There are large sections of the US that are mostly uninhabited, but they don't have to be. People can live perfectly well in Kansas and Alabama, for instance. No one has to truck in water, like they do to southern California, to support the population. But for whatever reason, very few people live there.

On the other hand, there are also plenty of places where there's good reason no one lives there. I think we've driven through a lot of them this summer. You can see fresh volcanic action from Yellowstone all the way to the Nevada/California border, for example. Hard to plant crops on straight obsidian, you know? These places are dry and rocky and completely alone. Take Craters of the Moon, for example. If you drive across southern Idaho on the 20, you'll go right over the top of Craters of the Moon, and see some seriously weird landscape. It's part of the Oregon Trail, and I have no idea how they managed to pull wagons over this. The ground is covered with bottomless cracks and glass-sharp volcanic rock and lumps and ropes of hardened lava. It's like being on the moon.



Drive a little further, closer to Mountain Home, Idaho, and you find these strange rocks coming out of the hills all over. It reminds me of Nemrut Dagi in Turkey.



Eastern Oregon is an interesting place. (Kind of uh, subtle, too.) You hear the word Oregon and you get excited about rain and jungle and green. But eastern Oregon is NOTHING like that. It's a vast expanse of dried grass and low hills, and there are very, very few people. Mostly the only settlements are around occasional rivers or creeks, and those places are irrigated. But the rest is dry.



If you want to go from Boise to say, Sacramento, you have to go through Nevada.
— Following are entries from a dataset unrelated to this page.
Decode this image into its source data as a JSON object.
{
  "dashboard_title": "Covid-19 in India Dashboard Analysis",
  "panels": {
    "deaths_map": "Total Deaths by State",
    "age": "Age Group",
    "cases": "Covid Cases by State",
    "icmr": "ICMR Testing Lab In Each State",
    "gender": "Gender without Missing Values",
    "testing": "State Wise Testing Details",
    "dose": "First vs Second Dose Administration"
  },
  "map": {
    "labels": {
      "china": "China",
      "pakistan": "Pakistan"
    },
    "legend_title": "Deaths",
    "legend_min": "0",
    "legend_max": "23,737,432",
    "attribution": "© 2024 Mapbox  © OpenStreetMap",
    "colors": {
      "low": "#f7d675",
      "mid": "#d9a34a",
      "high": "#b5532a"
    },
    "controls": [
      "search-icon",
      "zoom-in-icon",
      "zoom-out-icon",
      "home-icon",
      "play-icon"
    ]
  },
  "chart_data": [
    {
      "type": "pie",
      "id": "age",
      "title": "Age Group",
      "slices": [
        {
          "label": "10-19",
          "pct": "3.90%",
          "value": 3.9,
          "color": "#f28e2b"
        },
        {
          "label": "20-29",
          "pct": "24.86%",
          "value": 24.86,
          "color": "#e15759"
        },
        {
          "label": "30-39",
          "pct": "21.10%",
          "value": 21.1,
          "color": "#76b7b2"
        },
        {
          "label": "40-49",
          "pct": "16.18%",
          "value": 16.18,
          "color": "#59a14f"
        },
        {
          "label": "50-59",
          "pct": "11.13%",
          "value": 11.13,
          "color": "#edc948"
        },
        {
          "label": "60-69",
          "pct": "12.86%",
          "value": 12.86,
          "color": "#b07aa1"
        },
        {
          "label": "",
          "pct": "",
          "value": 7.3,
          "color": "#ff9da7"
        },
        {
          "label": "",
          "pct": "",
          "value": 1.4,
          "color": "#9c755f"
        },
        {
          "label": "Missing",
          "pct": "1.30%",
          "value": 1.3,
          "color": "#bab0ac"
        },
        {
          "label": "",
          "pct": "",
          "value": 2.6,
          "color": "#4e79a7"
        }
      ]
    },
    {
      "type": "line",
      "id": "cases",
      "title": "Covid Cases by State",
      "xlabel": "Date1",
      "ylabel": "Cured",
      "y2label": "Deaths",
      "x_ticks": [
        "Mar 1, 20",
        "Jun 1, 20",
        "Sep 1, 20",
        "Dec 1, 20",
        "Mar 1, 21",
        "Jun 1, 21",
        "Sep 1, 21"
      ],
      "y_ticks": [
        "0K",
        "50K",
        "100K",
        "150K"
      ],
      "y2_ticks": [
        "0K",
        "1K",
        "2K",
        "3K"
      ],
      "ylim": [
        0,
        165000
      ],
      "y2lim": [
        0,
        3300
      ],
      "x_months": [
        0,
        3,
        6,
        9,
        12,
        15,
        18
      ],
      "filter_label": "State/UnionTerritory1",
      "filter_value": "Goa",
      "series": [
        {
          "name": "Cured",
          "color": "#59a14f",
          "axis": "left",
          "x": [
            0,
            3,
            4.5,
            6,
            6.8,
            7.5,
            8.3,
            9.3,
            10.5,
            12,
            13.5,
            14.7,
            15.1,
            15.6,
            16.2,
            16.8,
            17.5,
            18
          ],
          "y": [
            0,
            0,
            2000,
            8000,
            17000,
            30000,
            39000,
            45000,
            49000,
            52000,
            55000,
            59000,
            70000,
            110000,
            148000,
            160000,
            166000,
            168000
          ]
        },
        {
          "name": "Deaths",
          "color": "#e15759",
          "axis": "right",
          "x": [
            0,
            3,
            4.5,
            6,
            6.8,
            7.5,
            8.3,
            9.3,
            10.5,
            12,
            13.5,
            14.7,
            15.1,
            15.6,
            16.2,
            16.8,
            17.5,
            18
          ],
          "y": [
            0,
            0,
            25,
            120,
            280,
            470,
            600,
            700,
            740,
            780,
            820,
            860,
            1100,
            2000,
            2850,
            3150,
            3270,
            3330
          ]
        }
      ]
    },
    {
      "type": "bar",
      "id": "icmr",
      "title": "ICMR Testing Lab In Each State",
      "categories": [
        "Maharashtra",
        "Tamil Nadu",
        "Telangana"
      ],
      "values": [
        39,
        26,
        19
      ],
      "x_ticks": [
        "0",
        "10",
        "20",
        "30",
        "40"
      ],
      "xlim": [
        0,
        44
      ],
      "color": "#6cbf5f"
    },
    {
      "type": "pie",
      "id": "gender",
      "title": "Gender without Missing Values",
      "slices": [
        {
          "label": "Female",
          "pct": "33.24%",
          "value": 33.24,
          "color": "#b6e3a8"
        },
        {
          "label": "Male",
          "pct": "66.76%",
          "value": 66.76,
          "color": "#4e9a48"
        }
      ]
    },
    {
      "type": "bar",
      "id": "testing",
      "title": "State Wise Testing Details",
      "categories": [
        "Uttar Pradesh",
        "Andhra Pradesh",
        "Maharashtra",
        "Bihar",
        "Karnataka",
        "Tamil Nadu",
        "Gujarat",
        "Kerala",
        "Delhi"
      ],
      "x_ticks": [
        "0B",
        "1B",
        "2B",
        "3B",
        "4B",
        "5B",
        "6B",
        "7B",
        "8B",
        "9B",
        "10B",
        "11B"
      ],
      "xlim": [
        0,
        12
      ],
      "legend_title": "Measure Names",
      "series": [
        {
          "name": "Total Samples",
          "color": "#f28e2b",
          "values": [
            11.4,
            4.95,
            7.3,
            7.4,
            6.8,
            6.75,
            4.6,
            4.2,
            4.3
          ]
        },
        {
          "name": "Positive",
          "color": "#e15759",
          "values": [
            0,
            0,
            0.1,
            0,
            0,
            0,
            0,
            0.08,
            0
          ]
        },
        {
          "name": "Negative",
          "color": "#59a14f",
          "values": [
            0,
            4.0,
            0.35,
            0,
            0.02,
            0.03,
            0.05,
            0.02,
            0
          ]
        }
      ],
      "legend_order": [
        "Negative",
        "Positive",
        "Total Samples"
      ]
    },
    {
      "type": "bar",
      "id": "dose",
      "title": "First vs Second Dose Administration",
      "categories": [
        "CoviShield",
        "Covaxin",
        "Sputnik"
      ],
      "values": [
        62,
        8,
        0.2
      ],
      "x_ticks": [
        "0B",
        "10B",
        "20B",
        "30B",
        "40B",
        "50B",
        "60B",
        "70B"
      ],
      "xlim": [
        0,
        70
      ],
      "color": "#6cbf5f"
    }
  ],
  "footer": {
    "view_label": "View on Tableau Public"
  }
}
The northern end has dry grass, as opposed to the Vegas area, which is mountains of dead, dry rock. If you love the desert, this state is for you! Northern Nevada has the population metropolis of Winnemucca:



When you get out of Winnemucca and onto I-80, you'll see tons of white sand and salt at the sides of the road. People have picked up blackened rocks all the way across 80 in Nevada (and through the salt flats in Utah as well) and drawn pictures or printed words for your viewing entertainment. They are usually on flat ground, so it's hard to get a good picture. This was my best shot:



Then there's the central valley of California. It looks like this:



Again, just blank, faceless yellowed grass for miles upon miles upon miles--but if you just add water, you get enough acres of crops to feed the nation.